Lead : The annual 11.11 is here again. The best gift for technical people is Technical Guide ! After these years of development, shopping festivals are no longer confined to the e-commerce industry. Now all walks of life actually adopt similar methods for operating activities. There are 818 in the automotive industry and Mi Fan Festival in Xiaomi. The basic software presents many new challenges and also accumulates many best practices.

Before the arrival of 11.11, PingCAP will conduct a series of in-depth discussions with users such as , Bitauto, JD.com, and Zhongtong, hoping to reveal what kind of technical problems are hidden behind the soaring sales year by year? What technical architecture can be used to steadily resist traffic peaks?

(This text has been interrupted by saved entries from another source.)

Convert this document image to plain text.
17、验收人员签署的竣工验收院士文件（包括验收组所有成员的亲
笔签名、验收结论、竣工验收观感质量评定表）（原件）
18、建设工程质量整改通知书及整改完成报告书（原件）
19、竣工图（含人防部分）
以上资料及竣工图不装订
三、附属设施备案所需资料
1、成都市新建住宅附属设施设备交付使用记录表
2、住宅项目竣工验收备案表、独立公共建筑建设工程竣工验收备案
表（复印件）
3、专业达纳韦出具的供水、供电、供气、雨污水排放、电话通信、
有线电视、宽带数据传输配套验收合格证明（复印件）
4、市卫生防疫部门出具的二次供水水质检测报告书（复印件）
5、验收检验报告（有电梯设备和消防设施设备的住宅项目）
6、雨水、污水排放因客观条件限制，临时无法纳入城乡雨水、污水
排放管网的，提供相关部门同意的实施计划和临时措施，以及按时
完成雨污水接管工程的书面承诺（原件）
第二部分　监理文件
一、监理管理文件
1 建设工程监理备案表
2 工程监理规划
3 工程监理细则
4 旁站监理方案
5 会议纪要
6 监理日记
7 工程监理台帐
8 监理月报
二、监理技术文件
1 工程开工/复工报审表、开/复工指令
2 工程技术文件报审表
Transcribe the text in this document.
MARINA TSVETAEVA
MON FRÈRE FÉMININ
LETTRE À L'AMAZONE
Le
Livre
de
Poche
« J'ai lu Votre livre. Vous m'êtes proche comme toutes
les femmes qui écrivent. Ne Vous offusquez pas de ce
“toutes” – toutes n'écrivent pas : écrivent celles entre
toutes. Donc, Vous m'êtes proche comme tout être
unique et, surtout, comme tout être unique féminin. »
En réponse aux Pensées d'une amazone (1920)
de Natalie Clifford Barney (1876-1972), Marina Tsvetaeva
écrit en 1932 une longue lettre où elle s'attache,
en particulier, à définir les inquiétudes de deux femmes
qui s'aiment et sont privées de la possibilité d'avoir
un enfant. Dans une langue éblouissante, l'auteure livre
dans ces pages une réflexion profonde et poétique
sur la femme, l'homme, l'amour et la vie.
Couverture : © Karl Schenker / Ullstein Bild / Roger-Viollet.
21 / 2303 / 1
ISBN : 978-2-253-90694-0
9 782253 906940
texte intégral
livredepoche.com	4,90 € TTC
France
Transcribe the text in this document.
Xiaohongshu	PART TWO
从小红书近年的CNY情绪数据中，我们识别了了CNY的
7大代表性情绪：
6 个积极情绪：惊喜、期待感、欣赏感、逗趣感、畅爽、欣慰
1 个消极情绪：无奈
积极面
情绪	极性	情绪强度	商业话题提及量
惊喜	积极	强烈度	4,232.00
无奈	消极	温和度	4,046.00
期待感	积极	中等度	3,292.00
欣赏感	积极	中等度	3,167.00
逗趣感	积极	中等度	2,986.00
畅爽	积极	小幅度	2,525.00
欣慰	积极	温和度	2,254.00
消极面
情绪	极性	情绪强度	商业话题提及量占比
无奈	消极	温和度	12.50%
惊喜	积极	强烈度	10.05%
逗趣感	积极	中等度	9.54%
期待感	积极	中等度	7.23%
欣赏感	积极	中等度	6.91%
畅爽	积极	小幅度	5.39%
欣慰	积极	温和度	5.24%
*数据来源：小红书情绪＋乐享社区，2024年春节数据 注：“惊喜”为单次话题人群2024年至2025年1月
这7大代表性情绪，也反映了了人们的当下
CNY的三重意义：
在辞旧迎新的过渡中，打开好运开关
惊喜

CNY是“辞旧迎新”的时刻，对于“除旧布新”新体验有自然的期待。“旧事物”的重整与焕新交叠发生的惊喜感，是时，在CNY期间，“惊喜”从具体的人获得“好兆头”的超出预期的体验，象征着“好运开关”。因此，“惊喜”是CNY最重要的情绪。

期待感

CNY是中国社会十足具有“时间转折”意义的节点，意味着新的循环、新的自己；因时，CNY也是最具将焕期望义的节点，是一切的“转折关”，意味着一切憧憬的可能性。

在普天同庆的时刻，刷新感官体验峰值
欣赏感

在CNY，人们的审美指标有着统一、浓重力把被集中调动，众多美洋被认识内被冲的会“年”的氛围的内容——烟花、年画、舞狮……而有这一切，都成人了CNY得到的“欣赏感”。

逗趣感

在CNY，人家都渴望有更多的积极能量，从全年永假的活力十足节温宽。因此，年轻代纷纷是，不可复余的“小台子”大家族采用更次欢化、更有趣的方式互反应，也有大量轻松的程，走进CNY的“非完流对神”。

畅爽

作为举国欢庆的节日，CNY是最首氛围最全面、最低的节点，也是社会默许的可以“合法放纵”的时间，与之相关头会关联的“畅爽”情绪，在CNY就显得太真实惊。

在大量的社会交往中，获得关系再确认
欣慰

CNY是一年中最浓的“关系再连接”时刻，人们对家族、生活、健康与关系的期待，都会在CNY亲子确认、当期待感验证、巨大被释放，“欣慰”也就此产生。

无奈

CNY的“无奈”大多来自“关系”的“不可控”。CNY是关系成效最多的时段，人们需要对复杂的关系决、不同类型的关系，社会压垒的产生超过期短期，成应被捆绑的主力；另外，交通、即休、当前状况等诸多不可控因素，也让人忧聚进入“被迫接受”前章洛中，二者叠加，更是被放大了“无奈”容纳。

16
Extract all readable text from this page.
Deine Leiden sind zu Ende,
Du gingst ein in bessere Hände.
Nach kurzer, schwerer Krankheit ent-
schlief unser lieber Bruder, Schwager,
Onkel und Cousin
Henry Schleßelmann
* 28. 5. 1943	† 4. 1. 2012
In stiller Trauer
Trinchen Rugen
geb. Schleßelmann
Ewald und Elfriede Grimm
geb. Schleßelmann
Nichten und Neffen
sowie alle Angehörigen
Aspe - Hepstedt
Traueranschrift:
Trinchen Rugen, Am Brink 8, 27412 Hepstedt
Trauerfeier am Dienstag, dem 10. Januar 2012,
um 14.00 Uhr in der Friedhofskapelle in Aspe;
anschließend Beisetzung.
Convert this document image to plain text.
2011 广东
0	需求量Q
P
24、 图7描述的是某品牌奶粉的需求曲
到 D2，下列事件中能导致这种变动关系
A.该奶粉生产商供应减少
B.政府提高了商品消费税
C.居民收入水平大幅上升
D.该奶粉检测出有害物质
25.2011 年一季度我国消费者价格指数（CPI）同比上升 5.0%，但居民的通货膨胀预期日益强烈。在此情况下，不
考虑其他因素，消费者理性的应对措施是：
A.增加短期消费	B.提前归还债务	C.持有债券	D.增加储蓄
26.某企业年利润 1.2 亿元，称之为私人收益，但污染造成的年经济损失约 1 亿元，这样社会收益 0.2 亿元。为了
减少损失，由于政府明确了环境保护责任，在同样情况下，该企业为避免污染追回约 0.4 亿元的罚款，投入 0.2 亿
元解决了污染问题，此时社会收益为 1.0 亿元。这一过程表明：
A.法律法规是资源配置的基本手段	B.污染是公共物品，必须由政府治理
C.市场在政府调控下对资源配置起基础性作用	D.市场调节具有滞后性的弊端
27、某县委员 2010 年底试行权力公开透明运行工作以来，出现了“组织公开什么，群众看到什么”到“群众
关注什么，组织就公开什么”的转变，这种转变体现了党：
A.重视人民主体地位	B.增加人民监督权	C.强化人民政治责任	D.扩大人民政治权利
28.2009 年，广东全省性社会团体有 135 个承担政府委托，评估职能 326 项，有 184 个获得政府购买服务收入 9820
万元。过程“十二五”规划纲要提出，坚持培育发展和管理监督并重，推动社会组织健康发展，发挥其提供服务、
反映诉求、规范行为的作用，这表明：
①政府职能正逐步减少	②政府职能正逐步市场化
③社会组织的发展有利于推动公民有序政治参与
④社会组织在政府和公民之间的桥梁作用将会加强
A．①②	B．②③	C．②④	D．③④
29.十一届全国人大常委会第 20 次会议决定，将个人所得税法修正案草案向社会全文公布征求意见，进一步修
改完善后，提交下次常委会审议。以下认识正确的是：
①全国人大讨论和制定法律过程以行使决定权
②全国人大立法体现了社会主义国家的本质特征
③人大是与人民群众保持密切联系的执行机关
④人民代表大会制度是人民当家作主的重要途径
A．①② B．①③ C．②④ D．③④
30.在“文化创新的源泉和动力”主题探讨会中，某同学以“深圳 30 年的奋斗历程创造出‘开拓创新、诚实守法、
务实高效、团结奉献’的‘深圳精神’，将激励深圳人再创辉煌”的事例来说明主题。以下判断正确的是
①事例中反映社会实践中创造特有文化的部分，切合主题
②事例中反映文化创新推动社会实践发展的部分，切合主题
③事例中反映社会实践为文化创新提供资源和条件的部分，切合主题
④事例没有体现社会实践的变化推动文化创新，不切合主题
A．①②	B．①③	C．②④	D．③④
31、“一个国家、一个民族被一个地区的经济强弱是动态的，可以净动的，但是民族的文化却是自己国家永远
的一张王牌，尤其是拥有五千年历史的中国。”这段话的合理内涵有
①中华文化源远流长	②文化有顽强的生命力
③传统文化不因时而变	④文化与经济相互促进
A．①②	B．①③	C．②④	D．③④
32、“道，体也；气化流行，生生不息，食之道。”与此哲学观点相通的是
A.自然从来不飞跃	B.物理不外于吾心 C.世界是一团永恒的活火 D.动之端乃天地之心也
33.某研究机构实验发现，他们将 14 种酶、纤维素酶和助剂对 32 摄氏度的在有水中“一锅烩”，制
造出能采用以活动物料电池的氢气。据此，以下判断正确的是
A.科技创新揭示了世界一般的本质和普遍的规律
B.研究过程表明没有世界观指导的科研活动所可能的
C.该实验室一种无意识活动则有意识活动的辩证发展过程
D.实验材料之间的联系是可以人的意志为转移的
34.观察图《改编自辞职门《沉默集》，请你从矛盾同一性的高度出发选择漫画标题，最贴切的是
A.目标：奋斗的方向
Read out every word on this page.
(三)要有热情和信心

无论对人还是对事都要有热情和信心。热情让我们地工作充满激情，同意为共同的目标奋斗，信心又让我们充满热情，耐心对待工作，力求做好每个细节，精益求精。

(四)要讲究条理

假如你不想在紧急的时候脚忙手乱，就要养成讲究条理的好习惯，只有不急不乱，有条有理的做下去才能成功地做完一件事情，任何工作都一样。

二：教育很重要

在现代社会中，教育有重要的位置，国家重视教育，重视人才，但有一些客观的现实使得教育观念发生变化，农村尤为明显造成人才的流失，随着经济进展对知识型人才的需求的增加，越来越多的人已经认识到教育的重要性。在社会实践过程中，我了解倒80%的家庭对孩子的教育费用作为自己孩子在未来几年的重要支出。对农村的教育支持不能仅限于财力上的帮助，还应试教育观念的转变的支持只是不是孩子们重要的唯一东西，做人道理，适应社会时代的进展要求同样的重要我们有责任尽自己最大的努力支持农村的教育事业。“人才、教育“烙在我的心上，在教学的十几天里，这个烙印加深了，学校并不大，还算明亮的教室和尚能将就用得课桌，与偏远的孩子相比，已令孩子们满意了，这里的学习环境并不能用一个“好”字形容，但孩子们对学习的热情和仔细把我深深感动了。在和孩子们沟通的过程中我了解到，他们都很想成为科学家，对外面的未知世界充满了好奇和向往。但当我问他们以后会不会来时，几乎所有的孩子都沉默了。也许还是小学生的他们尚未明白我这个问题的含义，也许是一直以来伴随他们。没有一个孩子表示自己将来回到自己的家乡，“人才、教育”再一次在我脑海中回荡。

The technical challenges of JD 11.11

The annual 618 and 11.11 are a big test for Jingdong, and Jingdong Cloud is the cornerstone of Jingdong Group's technical guarantee. During this period, PB-level data growth pressure of Jingdong's core retail business and Jingdong logistics system . Faced with the rapid growth of JD’s 11.11 order volume and turnover every year, JD Cloud Database is the core of most of JD’s business systems, and the pressure is naturally not small.

Yang Mu, senior product manager of JD Cloud, feels deeply about this: Many business systems related to JD 11.11 require database support, such as analyzing kanbans, report data, and waybill data. Affected by commodity activities and preferential time, the peak time of user orders is often in a fixed time period, and the number of visits to these databases will increase rapidly.

His database team can clearly see peaks from the background monitoring. When JD 11.11 was fully launched, a large number of consumers and orders poured in, a large number of brands and merchants quickly set new records, CPU, QPS, etc. also began to soar, sometimes lasting for several minutes, sometimes for several hours. .

How to make a guarantee?

The JD Cloud database needs to smoothly support the thousands of core business systems that JD Group has been on the cloud during JD 11.11. Pre-plan preparation and stress testing, pre-plan exercises and real-time monitoring are all essential links. The JD Cloud Database team has accumulated rich experience in this regard. They divided the preparation into 8 steps :

  1. Identify the scope of protection;
  2. Business volume estimation and pre-inspection;
  3. Plan arrangement;
  4. Monitoring and alarm sorting;
  5. Business stress test;
  6. Plan drill
  7. 11.11 on duty;
  8. Technical review.

Based on past experience, Yang Mu believes that JD’s business volume at 11.11 will be 10 times as much as usual. This peak increase in data volume must be prepared for additional resources to meet, but since JD Cloud’s database is already running on the cloud, they only need to plan and allocate resources based on the pre-estimated data volume, and do sufficient stress testing to ensure The storage capacity and performance of the subsequent database can meet the requirements. When the traffic peak really arrives, it is often only necessary to wait quietly to pass it smoothly, and there will be no extreme situations.

In particular, most of JD Logistics has already moved to the cloud, and guarantees and preparations are actually in progress all the time. cloud database through a series of database-level technical means such as high-availability architecture, automatic failover, and elastic expansion mechanism, to ensure that data can be backed up, failover can be switched, and incrementally expandable, and calmly cope with the pressure of massive data during JD 11.11.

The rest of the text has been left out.